As recently as last week, Collins said he would not consider moving Duda to first. But Jordany Valdespin's unsuccessful run as the everyday second baseman prompted the manager to change his mind.
"You're allowed to change," Collins said. "There's nothing etched in stone. You're allowed to make changes and you're allowed to make decisions that you think are in the best interests of the ballclub. Last week, we made decisions we thought were in the best interests of the club. They didn't work. So as I ask our players to adjust, I've got to do the same thing. I've got to make some changes."
A college first baseman, Duda did not begin playing the outfield regularly until his first professional season in 2007. He did not become a full-time outfielder until 2011, taking over in right after the Mets traded Carlos Beltran.
Since then, Duda has spent countless hours working to improve his outfield play, which most scouts still classify as decidedly below-average.
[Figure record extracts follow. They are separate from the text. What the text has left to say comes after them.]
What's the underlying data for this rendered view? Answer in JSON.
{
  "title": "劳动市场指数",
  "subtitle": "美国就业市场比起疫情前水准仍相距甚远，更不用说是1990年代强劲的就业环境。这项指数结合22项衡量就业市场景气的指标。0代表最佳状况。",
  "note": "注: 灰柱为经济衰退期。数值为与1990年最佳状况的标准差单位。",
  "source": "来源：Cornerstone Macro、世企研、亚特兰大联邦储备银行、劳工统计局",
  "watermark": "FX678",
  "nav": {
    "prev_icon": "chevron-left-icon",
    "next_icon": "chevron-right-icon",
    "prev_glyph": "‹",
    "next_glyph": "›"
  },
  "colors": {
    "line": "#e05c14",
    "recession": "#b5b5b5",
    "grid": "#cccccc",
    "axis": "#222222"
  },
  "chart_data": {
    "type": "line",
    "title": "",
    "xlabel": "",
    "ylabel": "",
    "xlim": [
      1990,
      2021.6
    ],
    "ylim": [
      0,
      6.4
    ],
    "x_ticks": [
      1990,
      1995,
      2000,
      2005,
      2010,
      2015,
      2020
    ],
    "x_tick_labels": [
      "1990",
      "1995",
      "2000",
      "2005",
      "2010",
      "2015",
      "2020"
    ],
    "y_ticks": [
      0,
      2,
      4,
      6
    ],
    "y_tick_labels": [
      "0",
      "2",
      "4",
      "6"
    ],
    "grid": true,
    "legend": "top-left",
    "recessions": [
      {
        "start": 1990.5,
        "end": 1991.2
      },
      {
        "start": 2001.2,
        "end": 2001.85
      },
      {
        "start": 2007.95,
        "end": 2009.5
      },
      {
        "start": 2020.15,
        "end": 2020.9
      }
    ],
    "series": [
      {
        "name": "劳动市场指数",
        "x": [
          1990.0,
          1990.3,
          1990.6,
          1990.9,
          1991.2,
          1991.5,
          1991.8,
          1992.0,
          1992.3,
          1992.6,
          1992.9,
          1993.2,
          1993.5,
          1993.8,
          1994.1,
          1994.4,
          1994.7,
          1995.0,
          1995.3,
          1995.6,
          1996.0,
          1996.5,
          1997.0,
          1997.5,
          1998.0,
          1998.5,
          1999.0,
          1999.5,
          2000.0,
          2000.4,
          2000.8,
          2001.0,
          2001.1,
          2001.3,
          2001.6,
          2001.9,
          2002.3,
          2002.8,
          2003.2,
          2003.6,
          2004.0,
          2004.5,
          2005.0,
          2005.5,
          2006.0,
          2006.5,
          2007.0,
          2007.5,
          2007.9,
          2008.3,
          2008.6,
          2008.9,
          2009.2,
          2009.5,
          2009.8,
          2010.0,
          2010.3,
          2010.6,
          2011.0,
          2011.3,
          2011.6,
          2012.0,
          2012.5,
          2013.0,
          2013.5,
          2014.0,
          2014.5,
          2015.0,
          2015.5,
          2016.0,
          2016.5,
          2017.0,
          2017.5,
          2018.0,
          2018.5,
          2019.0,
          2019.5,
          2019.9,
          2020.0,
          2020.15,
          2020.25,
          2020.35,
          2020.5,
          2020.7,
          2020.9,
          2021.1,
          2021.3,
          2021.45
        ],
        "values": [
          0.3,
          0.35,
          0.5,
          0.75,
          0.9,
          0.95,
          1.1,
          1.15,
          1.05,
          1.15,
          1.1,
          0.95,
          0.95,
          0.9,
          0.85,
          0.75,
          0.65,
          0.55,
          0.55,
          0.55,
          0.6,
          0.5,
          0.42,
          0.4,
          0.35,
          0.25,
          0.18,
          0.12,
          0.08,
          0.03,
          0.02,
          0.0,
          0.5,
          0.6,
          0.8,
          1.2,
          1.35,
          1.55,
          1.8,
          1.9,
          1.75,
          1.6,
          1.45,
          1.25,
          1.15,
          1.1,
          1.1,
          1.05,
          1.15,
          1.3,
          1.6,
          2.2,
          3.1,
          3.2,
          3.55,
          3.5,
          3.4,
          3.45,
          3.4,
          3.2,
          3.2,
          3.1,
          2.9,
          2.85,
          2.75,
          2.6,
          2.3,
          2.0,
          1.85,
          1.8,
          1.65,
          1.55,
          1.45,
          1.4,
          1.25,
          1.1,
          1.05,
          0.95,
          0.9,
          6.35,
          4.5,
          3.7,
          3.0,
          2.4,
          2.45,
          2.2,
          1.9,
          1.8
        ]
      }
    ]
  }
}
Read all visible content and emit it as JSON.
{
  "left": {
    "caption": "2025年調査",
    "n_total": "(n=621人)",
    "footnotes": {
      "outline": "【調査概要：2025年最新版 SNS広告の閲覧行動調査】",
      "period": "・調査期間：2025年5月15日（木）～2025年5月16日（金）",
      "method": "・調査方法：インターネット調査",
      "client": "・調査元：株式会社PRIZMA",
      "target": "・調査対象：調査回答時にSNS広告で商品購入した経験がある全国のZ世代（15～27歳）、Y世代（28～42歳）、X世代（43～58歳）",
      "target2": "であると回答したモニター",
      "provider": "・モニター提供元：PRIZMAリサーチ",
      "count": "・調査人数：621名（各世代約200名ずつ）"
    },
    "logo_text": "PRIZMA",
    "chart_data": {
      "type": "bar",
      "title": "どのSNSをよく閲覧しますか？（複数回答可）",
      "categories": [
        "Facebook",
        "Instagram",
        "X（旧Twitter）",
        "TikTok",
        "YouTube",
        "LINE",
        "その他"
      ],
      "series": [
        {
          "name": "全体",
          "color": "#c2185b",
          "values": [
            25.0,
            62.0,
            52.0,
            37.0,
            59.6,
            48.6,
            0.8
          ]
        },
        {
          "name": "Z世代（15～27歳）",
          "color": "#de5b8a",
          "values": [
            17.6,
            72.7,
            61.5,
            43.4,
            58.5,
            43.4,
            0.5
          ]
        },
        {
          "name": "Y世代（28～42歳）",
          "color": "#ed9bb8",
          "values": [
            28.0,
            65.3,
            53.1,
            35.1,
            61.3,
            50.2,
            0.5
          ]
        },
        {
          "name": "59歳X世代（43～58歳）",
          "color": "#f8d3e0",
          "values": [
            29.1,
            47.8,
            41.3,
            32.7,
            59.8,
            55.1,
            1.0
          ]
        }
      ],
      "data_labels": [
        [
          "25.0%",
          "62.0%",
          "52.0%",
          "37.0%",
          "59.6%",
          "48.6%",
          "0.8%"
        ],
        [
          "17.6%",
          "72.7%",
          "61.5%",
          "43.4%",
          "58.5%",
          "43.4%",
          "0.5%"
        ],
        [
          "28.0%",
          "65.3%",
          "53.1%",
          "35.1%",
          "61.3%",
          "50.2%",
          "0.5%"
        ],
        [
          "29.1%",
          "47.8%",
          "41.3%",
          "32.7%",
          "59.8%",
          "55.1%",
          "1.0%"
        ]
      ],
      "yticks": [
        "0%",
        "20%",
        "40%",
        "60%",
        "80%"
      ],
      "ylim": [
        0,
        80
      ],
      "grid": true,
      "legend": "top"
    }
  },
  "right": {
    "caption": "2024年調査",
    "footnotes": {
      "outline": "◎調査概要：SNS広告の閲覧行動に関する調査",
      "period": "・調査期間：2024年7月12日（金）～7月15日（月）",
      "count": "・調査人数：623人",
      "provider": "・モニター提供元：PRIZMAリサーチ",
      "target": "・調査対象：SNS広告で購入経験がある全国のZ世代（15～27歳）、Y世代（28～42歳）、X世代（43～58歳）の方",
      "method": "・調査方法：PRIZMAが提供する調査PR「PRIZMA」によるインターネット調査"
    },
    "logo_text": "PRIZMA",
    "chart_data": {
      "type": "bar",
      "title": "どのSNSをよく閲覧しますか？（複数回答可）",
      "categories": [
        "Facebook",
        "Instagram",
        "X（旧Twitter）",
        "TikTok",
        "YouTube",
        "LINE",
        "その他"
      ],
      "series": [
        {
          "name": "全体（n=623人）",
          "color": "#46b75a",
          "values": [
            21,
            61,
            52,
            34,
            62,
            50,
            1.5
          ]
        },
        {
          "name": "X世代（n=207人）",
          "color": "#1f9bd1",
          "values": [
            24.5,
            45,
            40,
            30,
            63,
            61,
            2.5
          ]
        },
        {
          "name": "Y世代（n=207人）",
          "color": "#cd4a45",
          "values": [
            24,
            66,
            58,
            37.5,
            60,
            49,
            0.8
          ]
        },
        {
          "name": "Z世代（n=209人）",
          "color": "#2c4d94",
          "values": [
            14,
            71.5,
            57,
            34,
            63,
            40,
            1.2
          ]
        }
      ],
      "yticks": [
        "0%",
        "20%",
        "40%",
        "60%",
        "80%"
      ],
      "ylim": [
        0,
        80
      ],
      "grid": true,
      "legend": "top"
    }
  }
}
At first base, the Mets hope that not only can Duda's defense become an asset, but that the assignment will also allow him to concentrate more fully on his hitting.
The catch? Putting Duda at first base may seem like something of a slight to Ike Davis, who has struggled since his demotion to Triple-A Las Vegas. But Collins said that once Davis returns, Duda will simply shift back to left.
"Obviously, I know it's Ike's position," Duda said. "I'm just there to help out the team anyway I can. I don't really feel like there's any awkwardness."